2011.11.28.       

70話 「神は小さなことを喜ぶ」

神の教えは実践するものです。机上で学ぶものではありません。行動となって現れるものこそ本当の教えです。また、いくら教えを学んだとて、「まっすぐな人」となっていなければ意味がありません。まっすぐな人とは「よい人」のことです。よい人とは正しいことを当たり前のこととしてやる人です。

こういう人は、いつも笑顔です。人に暗い気持ちをもたせません。そして率先して人に挨拶をします。また挨拶をするときよそ見をしません。偉そうな態度をとりません。いつも頭が低いのです。

例えば食事をするとき、合掌し天地への御恩を口で唱えながら、だらしのない姿勢で食べ、食べ残しを出したり食器の汚れもそのままにしたりいたしません。掃除や炊事や労働で体が汚れる仕事を「下座の行」などとは言いません。下座の行とは、綺麗なところに住んで楽をし美味しいものを食べて贅沢をすることです。

上座の行とは体が汚れた人のお世話をし、心が恨みや妬みや憎しみや悲しみに満ちた人を癒すことです。いま苦しみの中にある人は上座の行を行っています。祈りと感謝をもってそれを受けることにより次には神の座が用意されています。

神の道にあるものは人の悪口を言いません。悪口は妬みの始まりです。何事にも謙虚で「あほ」になれます。本当の力をもっていると相手を立てることが当たり前になります。それは相手が哀れに思えるからです。偉ぶっておられる方は自信のない方なのです。一生懸命背伸びをしようとしています。哀れなものです。役職を盾にする方も哀れなものです。上にある人ほど人より頭を低くせねばなりません。

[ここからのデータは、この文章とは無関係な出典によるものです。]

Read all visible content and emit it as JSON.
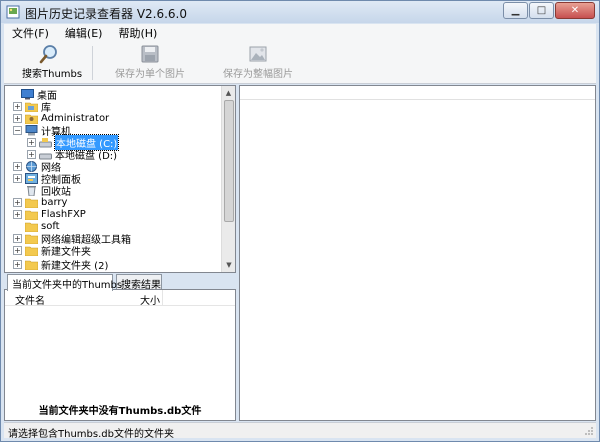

私が武道を選んだのは理念と実践が同時に存在する世界だからです。まことの宗教は武道のあり方そのものです。信徒とは言い方を変えれば稽古人です。ですから信仰を行っているものは理念におぼれてはなりません。そして、その理念を武器にして人と口論してはなりません。

とにかく、偉そうな人、挨拶ができない人、笑顔のない人、役職で相手を見る人は稽古人にはいません(いてはなりません)。なぜなら稽古とはこういった思い上がりを消すことだからです。

神様は小さなことをお喜びになられます。